FCS \[y={{\exp }_{fcs}}(x;1)={{e}^{x+{{e}^{x+{{e}^{x+......}}}}}}\]. How do you prove that, as \[y\to \infty ,y+x\to C<\infty \]?

Answer 1

Hint: For answering this question we need to prove that when $y\to \infty $ then the value of $y+x\to C<\infty $ where the value of $y$ is given \[y={{\exp }_{fcs}}(x;1)={{e}^{x+{{e}^{x+{{e}^{x+......}}}}}}\] . We know that we can write this expression simply as $y={{e}^{x+y}}$ . Now we will apply logarithm on both sides and differentiate it with respect to $x$ and derive the turning point.

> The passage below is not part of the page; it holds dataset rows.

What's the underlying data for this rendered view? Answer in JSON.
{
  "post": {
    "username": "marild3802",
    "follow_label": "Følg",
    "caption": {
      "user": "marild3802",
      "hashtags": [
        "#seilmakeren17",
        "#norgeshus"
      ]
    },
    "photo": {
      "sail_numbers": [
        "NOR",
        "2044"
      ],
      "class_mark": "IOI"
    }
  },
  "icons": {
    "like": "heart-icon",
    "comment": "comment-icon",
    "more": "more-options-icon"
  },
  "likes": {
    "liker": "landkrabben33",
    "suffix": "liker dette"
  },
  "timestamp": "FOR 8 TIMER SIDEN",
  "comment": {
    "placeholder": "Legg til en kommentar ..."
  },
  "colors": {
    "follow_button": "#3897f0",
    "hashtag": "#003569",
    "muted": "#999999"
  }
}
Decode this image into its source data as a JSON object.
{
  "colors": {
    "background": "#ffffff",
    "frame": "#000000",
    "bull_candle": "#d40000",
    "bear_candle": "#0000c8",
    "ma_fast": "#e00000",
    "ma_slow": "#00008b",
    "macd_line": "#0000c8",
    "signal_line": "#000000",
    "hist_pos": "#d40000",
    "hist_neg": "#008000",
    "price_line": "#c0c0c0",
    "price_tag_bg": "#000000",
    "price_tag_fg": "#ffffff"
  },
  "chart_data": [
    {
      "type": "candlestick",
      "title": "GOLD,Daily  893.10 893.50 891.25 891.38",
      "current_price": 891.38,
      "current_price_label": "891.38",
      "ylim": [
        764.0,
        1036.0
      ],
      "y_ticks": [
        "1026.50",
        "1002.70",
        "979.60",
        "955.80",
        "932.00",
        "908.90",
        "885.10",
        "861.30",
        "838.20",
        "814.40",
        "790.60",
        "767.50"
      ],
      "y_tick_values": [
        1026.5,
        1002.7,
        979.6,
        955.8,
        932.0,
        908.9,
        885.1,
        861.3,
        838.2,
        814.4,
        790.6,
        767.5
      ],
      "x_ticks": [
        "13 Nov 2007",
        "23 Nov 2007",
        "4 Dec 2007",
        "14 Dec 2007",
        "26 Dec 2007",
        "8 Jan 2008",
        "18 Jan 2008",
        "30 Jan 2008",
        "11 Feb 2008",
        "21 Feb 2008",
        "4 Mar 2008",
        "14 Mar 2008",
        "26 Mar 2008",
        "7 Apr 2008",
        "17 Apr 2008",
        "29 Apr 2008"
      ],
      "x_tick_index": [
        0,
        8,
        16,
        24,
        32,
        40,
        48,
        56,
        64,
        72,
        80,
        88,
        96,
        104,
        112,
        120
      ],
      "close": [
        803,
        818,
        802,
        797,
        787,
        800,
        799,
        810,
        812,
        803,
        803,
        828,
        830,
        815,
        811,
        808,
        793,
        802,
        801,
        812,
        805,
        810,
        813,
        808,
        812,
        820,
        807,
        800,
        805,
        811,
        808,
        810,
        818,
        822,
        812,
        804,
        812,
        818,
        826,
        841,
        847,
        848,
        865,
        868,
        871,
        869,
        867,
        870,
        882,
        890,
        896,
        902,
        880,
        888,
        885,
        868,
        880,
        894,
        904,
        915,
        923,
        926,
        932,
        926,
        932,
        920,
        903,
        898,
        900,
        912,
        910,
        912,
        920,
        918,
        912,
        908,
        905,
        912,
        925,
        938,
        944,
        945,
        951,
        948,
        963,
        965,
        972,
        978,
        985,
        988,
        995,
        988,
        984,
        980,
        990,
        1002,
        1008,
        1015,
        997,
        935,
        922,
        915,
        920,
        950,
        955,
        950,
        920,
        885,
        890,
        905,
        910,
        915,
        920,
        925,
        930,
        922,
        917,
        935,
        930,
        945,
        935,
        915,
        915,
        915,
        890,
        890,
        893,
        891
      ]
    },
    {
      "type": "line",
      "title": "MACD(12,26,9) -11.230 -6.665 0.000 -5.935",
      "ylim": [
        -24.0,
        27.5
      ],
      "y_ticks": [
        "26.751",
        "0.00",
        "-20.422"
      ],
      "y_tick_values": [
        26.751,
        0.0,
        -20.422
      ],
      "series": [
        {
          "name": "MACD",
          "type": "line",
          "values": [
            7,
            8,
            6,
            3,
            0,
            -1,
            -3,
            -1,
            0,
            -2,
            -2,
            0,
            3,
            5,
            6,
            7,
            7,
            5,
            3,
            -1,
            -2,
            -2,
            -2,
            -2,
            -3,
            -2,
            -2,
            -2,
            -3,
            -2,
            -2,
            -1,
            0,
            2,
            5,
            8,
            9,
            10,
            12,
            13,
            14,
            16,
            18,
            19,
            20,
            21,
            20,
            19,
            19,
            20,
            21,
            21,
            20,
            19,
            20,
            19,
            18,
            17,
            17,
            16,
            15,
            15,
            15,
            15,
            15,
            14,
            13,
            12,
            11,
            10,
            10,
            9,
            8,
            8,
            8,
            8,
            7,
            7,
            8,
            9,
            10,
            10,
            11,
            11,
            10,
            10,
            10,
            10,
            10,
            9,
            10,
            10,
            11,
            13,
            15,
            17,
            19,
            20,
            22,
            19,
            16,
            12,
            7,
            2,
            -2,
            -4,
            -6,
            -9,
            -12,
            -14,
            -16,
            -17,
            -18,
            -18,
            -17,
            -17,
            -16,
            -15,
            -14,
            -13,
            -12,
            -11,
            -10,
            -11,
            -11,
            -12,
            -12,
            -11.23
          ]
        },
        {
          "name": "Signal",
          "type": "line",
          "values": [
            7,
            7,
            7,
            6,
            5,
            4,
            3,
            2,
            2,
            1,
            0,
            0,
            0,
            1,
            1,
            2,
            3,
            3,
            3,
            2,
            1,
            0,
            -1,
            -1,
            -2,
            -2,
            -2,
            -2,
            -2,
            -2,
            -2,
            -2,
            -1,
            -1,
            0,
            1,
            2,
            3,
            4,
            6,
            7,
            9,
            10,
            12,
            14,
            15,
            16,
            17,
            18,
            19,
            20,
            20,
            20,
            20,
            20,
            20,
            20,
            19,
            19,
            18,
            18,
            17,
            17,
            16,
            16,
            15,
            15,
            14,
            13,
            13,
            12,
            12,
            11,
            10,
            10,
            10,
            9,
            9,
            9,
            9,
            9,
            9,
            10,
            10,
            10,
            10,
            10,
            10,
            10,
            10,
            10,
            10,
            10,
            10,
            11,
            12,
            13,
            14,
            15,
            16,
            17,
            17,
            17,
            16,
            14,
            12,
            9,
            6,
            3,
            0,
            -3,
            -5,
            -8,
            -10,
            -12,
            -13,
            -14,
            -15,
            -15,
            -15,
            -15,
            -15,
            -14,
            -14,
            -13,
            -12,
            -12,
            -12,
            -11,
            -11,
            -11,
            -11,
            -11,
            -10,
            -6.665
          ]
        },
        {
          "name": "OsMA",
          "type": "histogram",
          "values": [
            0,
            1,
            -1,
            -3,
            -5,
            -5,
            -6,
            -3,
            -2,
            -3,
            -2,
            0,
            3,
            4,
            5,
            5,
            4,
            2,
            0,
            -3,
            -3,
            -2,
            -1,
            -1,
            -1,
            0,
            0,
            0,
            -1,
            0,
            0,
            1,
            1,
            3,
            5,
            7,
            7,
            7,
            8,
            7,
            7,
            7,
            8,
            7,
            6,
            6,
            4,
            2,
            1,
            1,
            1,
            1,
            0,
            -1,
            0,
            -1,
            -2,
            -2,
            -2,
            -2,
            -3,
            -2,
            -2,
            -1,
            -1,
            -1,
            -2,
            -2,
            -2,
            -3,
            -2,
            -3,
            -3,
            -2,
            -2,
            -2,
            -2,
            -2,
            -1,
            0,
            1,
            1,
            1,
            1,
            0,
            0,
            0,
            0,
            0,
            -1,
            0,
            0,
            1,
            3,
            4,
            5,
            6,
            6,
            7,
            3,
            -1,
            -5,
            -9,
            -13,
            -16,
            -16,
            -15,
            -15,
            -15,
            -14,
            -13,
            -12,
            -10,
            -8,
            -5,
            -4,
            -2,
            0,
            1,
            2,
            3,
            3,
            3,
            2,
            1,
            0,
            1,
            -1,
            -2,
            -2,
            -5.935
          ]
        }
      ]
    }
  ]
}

Complete step by step solution:From the question, we were given \[y={{\exp }_{fcs}}(x;1)={{e}^{x+{{e}^{x+{{e}^{x+......}}}}}}\].
Let us assume
\[y={{\exp }_{fcs}}(x;1)={{e}^{x+{{e}^{x+{{e}^{x+......}}}}}}.....(1)\]
Now let us substitute equation (1) in equation (1). Then we get
\[\Rightarrow y={{e}^{x+y}}\]
Now let us apply logarithms on both sides. Then we get
\[\Rightarrow \ln y=\ln {{e}^{x+y}}\]
From the basics concepts, we already know that \[\ln {{e}^{f(x)}}=f(x)\].
So, we get
\[\begin{align}
  & \Rightarrow \ln y=x+y \\
 & \Rightarrow \ln y-y=x \\
\end{align}\]
Now let us consider
\[\Rightarrow \ln y-y=x...(2)\]
Now by differentiating equation (2) on both sides with respect to $x$ , then we get
\[\begin{align}
  & \Rightarrow \dfrac{d}{dx}(\ln y-y)=\dfrac{dx}{dx} \\
 & \Rightarrow \dfrac{d}{dx}\ln y-\dfrac{dy}{dx}=1 \\
\end{align}\]
We already know that \[\dfrac{d}{dx}\ln x=\dfrac{1}{x}\]. So by using this we will have
\[\begin{align}
  & \Rightarrow \dfrac{1}{y}\dfrac{dy}{dx}-\dfrac{dy}{dx}=1 \\
 & \Rightarrow \dfrac{dy}{dx}\left( \dfrac{1}{y}-1 \right)=1 \\
 & \Rightarrow \dfrac{dy}{dx}\left( \dfrac{1-y}{y} \right)=1 \\
 & \Rightarrow \dfrac{dy}{dx}=\dfrac{y}{1-y} \\
\end{align}\]
Now let us rearrange this equation as shown below:
\[\begin{align}
  & \Rightarrow \dfrac{dx}{dy}=\dfrac{1-y}{y} \\
 & \Rightarrow \dfrac{dx}{dy}=\dfrac{1}{y}-1 \\
\end{align}\]
If \[\dfrac{dx}{dy}\] is equal to 0, then we get
\[\begin{align}
  & \Rightarrow 0=\dfrac{1}{y}-1 \\
 & \Rightarrow \dfrac{1}{y}=1 \\
 & \Rightarrow y=1 \\
\end{align}\]
If \[y\to \infty \], then we get
\[\Rightarrow \dfrac{dx}{dy}=-1\]
So, we can say that \[\left( -1,1 \right)\] is the turning point.

By seeing this plot, we can say that the asymptote \[x+y=0\] cuts the FCS near O. So, the graph turns towards this direction of \[x+y=0\] to align with all such linear and non-linear curves. So, all the parallel lines \[x+y=C\] also in the direction polar \[\theta =\dfrac{3\pi }{4}\].


Note: This is a very confusing and tricky question we should handle the steps we perform during the solution very carefully. The definition of an asymptote is given as “a line or curve that approaches a given curve arbitrarily closely”.